Each partner brings a different piece of the defense-ready stack. Meltio describes Force Automation as ITAR-registered, with a Type 7 Federal Firearms License and SAM registration. Snowbird Technologies is described as an ISO 9001:2015-certified small business with more than 30 years of experience supporting the U.S. Department of Defense, along with NIST 800-171 compliance and CMMC Level 1 requirements. Phillips Corporation, through its Phillips Federal division, is listed as ITAR-registered and ISO 9001-certified, while Fastech LLC is described as ISO 9001:2015-certified, ITAR-registered, and operating a U.S. reference site for Meltio systems.

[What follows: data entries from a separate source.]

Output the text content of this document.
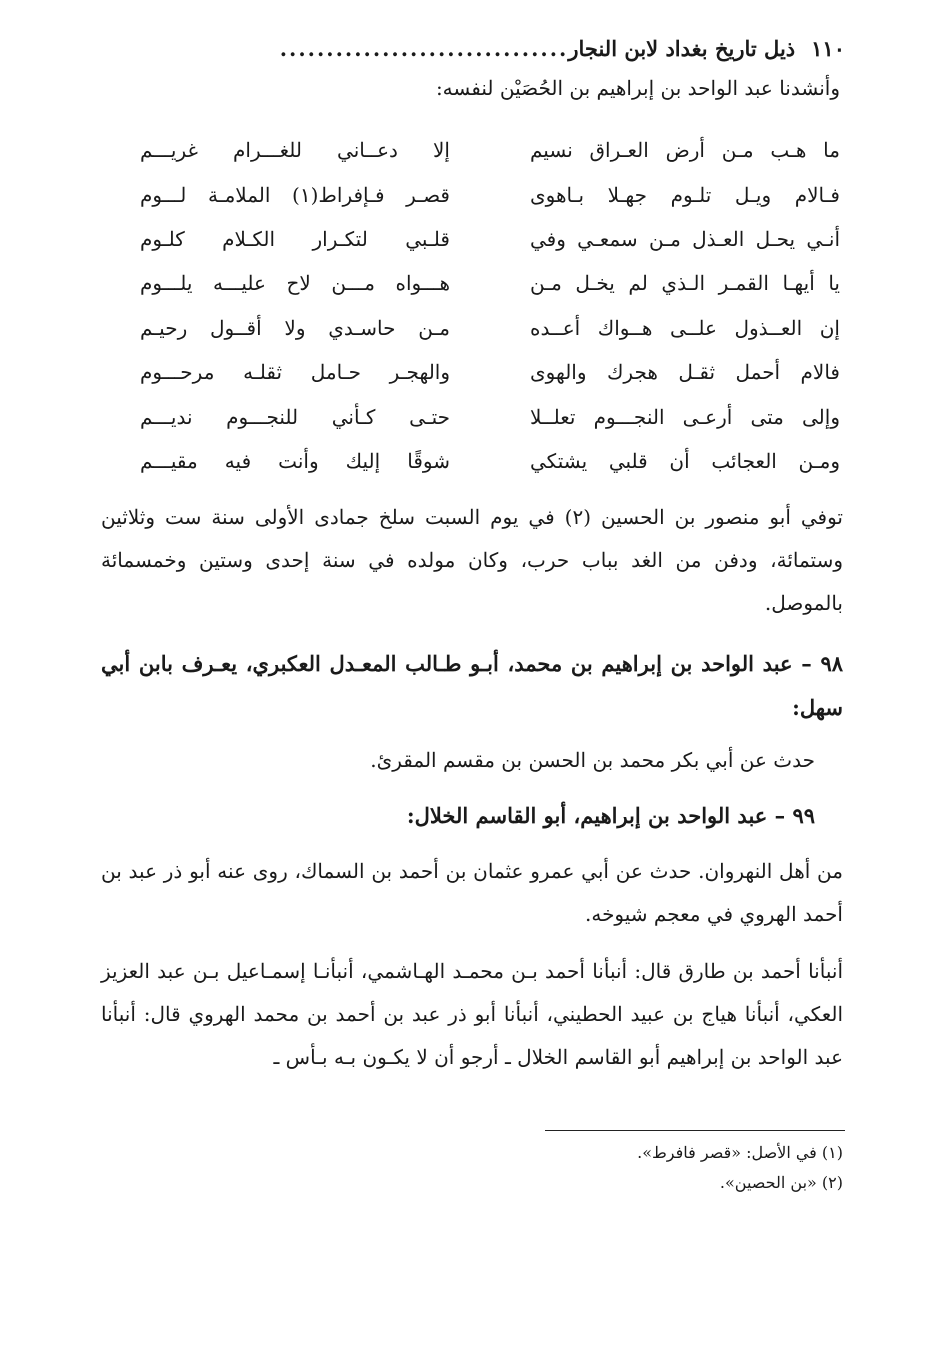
١١٠
ذيل تاريخ بغداد لابن النجار
...............................
وأنشدنا عبد الواحد بن إبراهيم بن الحُصَيْن لنفسه:
ما هـب مـن أرض العـراق نسيم
إلا دعــاني للغـــرام غريـــم
فـالام ويـل تلـوم جهـلا بـاهوى
قصـر فـإفراط(١) الملامـة لـــوم
أنـي يحـل العـذل مـن سمعـي وفي
قلـبي لتكـرار الكـلام كلـوم
يا أيهـا القمـر الـذي لم يخـل مـن
هـــواه مـــن لاح عليـــه يلـــوم
إن العــذول علــى هــواك أعــده
مـن حاسـدي ولا أقــول رحيـم
فالام أحمل ثقـل هجرك والهوى
والهجـر حـامل ثقلـه مرحـــوم
وإلى متى أرعـى النجـــوم تعلــلا
حتـى كـأني للنجـــوم نديـــم
ومـن العجائب أن قلبي يشتكي
شوقًا إليك وأنت فيه مقيـــم

توفي أبو منصور بن الحسين (٢) في يوم السبت سلخ جمادى الأولى سنة ست وثلاثين وستمائة، ودفن من الغد بباب حرب، وكان مولده في سنة إحدى وستين وخمسمائة بالموصل.

٩٨ – عبد الواحد بن إبراهيم بن محمد، أبـو طـالب المعـدل العكبري، يعـرف بابن أبي سهل:

حدث عن أبي بكر محمد بن الحسن بن مقسم المقرئ.

٩٩ – عبد الواحد بن إبراهيم، أبو القاسم الخلال:

من أهل النهروان. حدث عن أبي عمرو عثمان بن أحمد بن السماك، روى عنه أبو ذر عبد بن أحمد الهروي في معجم شيوخه.

أنبأنا أحمد بن طارق قال: أنبأنا أحمد بـن محمـد الهـاشمي، أنبأنـا إسمـاعيل بـن عبد العزيز العكي، أنبأنا هياج بن عبيد الحطيني، أنبأنا أبو ذر عبد بن أحمد بن محمد الهروي قال: أنبأنا عبد الواحد بن إبراهيم أبو القاسم الخلال ـ أرجو أن لا يكـون بـه بـأس ـ

(١) في الأصل: «قصر فافرط».
(٢) «بن الحصين».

Meltio says that broader ecosystem extends certified sales, support, and integration services to more than 60 countries.

The network has been filling in fast. On January 22, 2026, Meltio and Snowbird Technologies announced a containerized hybrid manufacturing system for defense built around the Meltio Engine Blue. On June 5, 2025, Meltio said Phillips Corporation became the first Meltio partner worldwide to integrate the Meltio Engine Blue into a Haas CNC machine. Then on October 14, 2025, Meltio and Fastech held an event marking Fastech as the first Meltio Additive Manufacturing Reference Site in the United States. Taken together, those moves point to a strategy built on bringing metal additive capability closer to the machine tools and maintenance hubs that already serve defense customers.

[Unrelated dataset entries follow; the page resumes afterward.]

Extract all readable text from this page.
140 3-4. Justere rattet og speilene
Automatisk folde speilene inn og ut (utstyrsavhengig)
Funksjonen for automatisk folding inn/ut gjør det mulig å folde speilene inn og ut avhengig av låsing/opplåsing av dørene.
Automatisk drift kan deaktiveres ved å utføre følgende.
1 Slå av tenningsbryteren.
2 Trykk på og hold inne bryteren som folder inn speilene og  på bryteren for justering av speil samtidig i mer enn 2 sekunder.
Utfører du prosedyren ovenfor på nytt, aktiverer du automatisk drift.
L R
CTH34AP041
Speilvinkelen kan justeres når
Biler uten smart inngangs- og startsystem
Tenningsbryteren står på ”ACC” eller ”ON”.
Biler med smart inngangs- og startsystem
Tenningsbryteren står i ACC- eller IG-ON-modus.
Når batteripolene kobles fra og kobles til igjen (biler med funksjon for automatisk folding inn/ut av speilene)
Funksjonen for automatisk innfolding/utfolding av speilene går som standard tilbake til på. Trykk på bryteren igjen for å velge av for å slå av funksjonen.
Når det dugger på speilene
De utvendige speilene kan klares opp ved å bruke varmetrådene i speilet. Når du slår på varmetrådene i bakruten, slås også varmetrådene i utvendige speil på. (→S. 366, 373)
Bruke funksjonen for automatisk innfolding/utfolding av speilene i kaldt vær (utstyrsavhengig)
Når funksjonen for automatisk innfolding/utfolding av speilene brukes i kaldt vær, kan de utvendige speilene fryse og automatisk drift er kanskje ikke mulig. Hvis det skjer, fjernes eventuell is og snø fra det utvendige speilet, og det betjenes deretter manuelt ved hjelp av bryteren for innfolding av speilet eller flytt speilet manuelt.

Meltio says the logic is simple: wire-laser metal deposition can cut lead times for replacement parts from weeks or months to hours. The company also says its technology has been validated in defense projects across Asia, Europe, and the United States, including work tied to the USS Somerset and USS Arleigh Burke. For U.S. defense manufacturing, the story is no longer just about what Meltio can print, but who can install, support, and certify the system when a part has to move fast.